Prometi a mim mesma: se conseguir forjar uma espada que me satisfaça, vou confessar meus sentimentos. Vou dizer que o quero ao meu lado, que meu desejo é que retorne para esta casa todos os dias depois de se aventurar por um labirinto. É, era exatamente o que eu queria dizer para ele.
Quando o lingote havia sido martelado o suficiente e seu brilho era ainda mais forte, eu também havia chegado a uma resolução quanto aos meus sentimentos. Senti minhas emoções fluindo pela mão direita, em direção à arma que acabara de nascer.
E, então, o momento finalmente chegou.
Não sei quantas vezes isso aconteceu — talvez umas duzentas ou duzentas e cinquenta vezes até então —, mas logo após o soar do martelo, o lingote soltou um brilho branco ofuscante.
O objeto retangular foi mudando de forma enquanto brilhava. A ponta começou a se alongar e algo parecido com a empunhadura pareceu tomar forma.
— Oh…
Kirito se levantou do banco e chegou mais perto, murmurando para si mesmo, maravilhado. Enquanto estávamos lado a lado, assistindo ao processo, a criação do objeto se completou em poucos segundos, revelando finalmente sua forma de uma espada longa de mão única.
Era realmente uma bela espada. Bastante elegante para uma espada longa de mão única, na verdade. A lâmina era pálida e delgada, mas não tanto quanto a de uma rapieira, claro. E, como se tivesse herdado as propriedades do lingote, era também cintilante e ligeiramente transparente. A lâmina exibia um ofuscante tom de branco. O cabo prateado brilhava com um leve tom de azul.

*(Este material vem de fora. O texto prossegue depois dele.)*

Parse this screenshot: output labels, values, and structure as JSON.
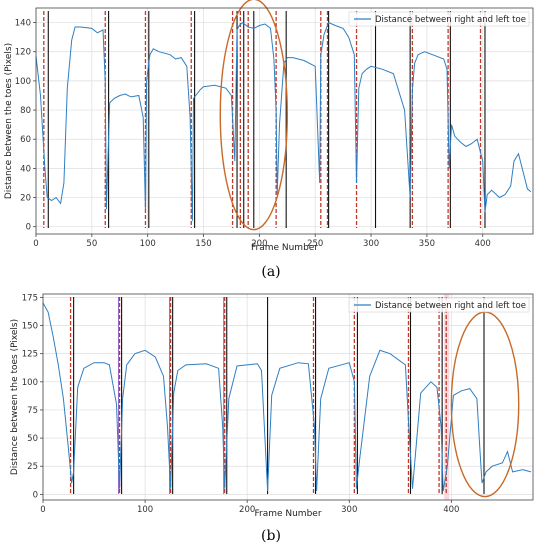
{
  "colors": {
    "series": "#2f7fc2",
    "dashed": "#c0392b",
    "solid": "#111111",
    "ellipse": "#c86a2a",
    "grid": "#dddddd",
    "purple": "#9b6ad1",
    "pink": "#f7c9d0"
  },
  "chart_data": [
    {
      "panel": "(a)",
      "type": "line",
      "xlabel": "Frame Number",
      "ylabel": "Distance between the toes (Pixels)",
      "legend": "Distance between right and left toe",
      "legend_position": "top-right",
      "grid": true,
      "xlim": [
        0,
        445
      ],
      "ylim": [
        -5,
        150
      ],
      "xticks": [
        0,
        50,
        100,
        150,
        200,
        250,
        300,
        350,
        400
      ],
      "yticks": [
        0,
        20,
        40,
        60,
        80,
        100,
        120,
        140
      ],
      "series": [
        {
          "name": "Distance between right and left toe",
          "x": [
            0,
            4,
            8,
            10,
            14,
            18,
            22,
            25,
            28,
            32,
            35,
            40,
            50,
            55,
            60,
            62,
            63,
            66,
            70,
            75,
            80,
            85,
            92,
            96,
            98,
            99,
            102,
            105,
            110,
            120,
            125,
            130,
            135,
            138,
            140,
            141,
            143,
            147,
            150,
            160,
            170,
            175,
            178,
            180,
            182,
            185,
            190,
            195,
            200,
            205,
            210,
            213,
            215,
            216,
            218,
            222,
            225,
            230,
            240,
            250,
            254,
            255,
            258,
            262,
            268,
            275,
            280,
            285,
            287,
            289,
            292,
            296,
            300,
            310,
            320,
            330,
            335,
            337,
            339,
            342,
            348,
            355,
            365,
            368,
            370,
            372,
            375,
            380,
            385,
            390,
            395,
            400,
            402,
            404,
            408,
            415,
            420,
            425,
            428,
            432,
            440,
            443
          ],
          "y": [
            117,
            90,
            40,
            20,
            18,
            20,
            16,
            30,
            95,
            128,
            137,
            137,
            136,
            133,
            135,
            100,
            12,
            85,
            88,
            90,
            91,
            89,
            90,
            75,
            10,
            100,
            118,
            122,
            120,
            118,
            115,
            116,
            110,
            75,
            4,
            88,
            90,
            94,
            96,
            97,
            95,
            90,
            45,
            135,
            138,
            140,
            137,
            136,
            138,
            139,
            136,
            115,
            80,
            22,
            70,
            112,
            116,
            116,
            114,
            110,
            30,
            118,
            132,
            140,
            138,
            136,
            130,
            118,
            30,
            95,
            105,
            108,
            110,
            108,
            105,
            80,
            20,
            94,
            112,
            118,
            120,
            118,
            115,
            108,
            40,
            70,
            62,
            58,
            55,
            57,
            60,
            45,
            10,
            22,
            25,
            20,
            22,
            28,
            45,
            50,
            26,
            24
          ]
        }
      ],
      "dashed_lines": [
        7,
        62,
        98,
        139,
        176,
        183,
        190,
        215,
        255,
        261,
        287,
        337,
        369,
        398
      ],
      "solid_lines": [
        11,
        65,
        101,
        142,
        180,
        186,
        195,
        224,
        262,
        304,
        335,
        371,
        402
      ],
      "highlight_ellipse": {
        "cx": 195,
        "cy": 77,
        "rx": 30,
        "ry": 79
      }
    },
    {
      "panel": "(b)",
      "type": "line",
      "xlabel": "Frame Number",
      "ylabel": "Distance between the toes (Pixels)",
      "legend": "Distance between right and left toe",
      "legend_position": "top-right",
      "grid": true,
      "xlim": [
        0,
        480
      ],
      "ylim": [
        -5,
        178
      ],
      "xticks": [
        0,
        100,
        200,
        300,
        400
      ],
      "yticks": [
        0,
        25,
        50,
        75,
        100,
        125,
        150,
        175
      ],
      "series": [
        {
          "name": "Distance between right and left toe",
          "x": [
            0,
            5,
            10,
            15,
            20,
            25,
            28,
            30,
            34,
            40,
            50,
            60,
            65,
            72,
            75,
            78,
            82,
            90,
            100,
            110,
            118,
            122,
            125,
            128,
            132,
            140,
            160,
            172,
            176,
            178,
            182,
            190,
            210,
            214,
            218,
            220,
            224,
            232,
            250,
            260,
            266,
            268,
            272,
            280,
            300,
            305,
            307,
            310,
            320,
            330,
            340,
            355,
            358,
            362,
            370,
            380,
            386,
            390,
            392,
            396,
            402,
            410,
            418,
            425,
            428,
            430,
            434,
            440,
            450,
            455,
            460,
            470,
            478
          ],
          "y": [
            170,
            162,
            140,
            115,
            85,
            40,
            10,
            20,
            95,
            112,
            117,
            117,
            115,
            80,
            5,
            85,
            115,
            125,
            128,
            122,
            105,
            60,
            5,
            90,
            110,
            115,
            116,
            112,
            60,
            5,
            85,
            114,
            116,
            110,
            40,
            3,
            88,
            112,
            117,
            116,
            60,
            3,
            85,
            112,
            117,
            100,
            5,
            30,
            105,
            128,
            125,
            115,
            65,
            5,
            90,
            100,
            95,
            60,
            3,
            25,
            88,
            92,
            94,
            85,
            40,
            10,
            20,
            25,
            28,
            38,
            20,
            22,
            20
          ]
        }
      ],
      "dashed_lines": [
        27,
        75,
        125,
        178,
        265,
        305,
        358,
        388,
        395
      ],
      "solid_lines": [
        30,
        77,
        127,
        180,
        220,
        267,
        308,
        360,
        391,
        432
      ],
      "purple_lines": [
        74,
        124,
        177
      ],
      "pink_band": [
        393,
        398
      ],
      "highlight_ellipse": {
        "cx": 433,
        "cy": 80,
        "rx": 33,
        "ry": 82
      }
    }
  ],
  "panels": {
    "a_label": "(a)",
    "b_label": "(b)"
  }
}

“Um mundo no qual a espada representa o jogador”. Como se quisessem sustentar a afirmação do slogan, as armas disponíveis em SAO eram inúmeras. Diziam que, se fosse para criar uma lista dos nomes de todas armas de cada categoria, ela teria milhares e milhares de linhas.
Diferente de um RPG normal, a diversidade de alcunhas aumentava conforme o rank. Armas de rank mais baixo, como espadas de mão única, por exemplo, como Bronze Sword ou Steel Blade, existiam aos montes, mas as de alta classe como aquela que eu acabara de forjar ou a rapieira de Asuna, Lambent Light, eram únicas, assim como seus títulos.
É claro que deviam existir outras rapieiras de mesmo nível, fossem elas criadas por jogadores ou dropadas por monstros. Mas cada uma delas tinha nome e aparência diferentes. Além disso, as de nível mais alto eram fascinantes, verdadeiras companheiras com quem se divide o espírito.
Como o nome e a aparência da arma são decididos pelo sistema, nem nós, artesãos, sabemos qual será o produto final. Ergui com as duas mãos a espada que ainda brilhava sobre a bigorna — ou tentei, mas fui surpreendida por seu peso, que não combinava com a aparência refinada e elegante. O esforço necessário para levantá-la era similar ao aplicado à Elucidator que Kirito utilizava. Coloquei força nas costas e, com determinação, trouxe-a para a frente do peito.
Estiquei o dedo indicador da mão direita, que segurava o cabo da espada, dei um clique e observei a janela que apareceu em seguida.
— Er, o nome é Dark Repulser. É a primeira vez que vejo esse nome, então não acho que esteja listado em nenhuma loja de informações. Pode testar.
Kirito assentiu, estendeu a mão direita e pegou o cabo da espada. Ele a ergueu com facilidade, com movimentos que pareciam não ser afetados pelo peso dela. Ele balançou a mão esquerda, abriu o menu principal, manipulou a figura do equipamento, usando a espada branca como alvo. Com isso, a arma seria equipada no sistema de Kirito, permitindo que o potencial numérico fosse confirmado.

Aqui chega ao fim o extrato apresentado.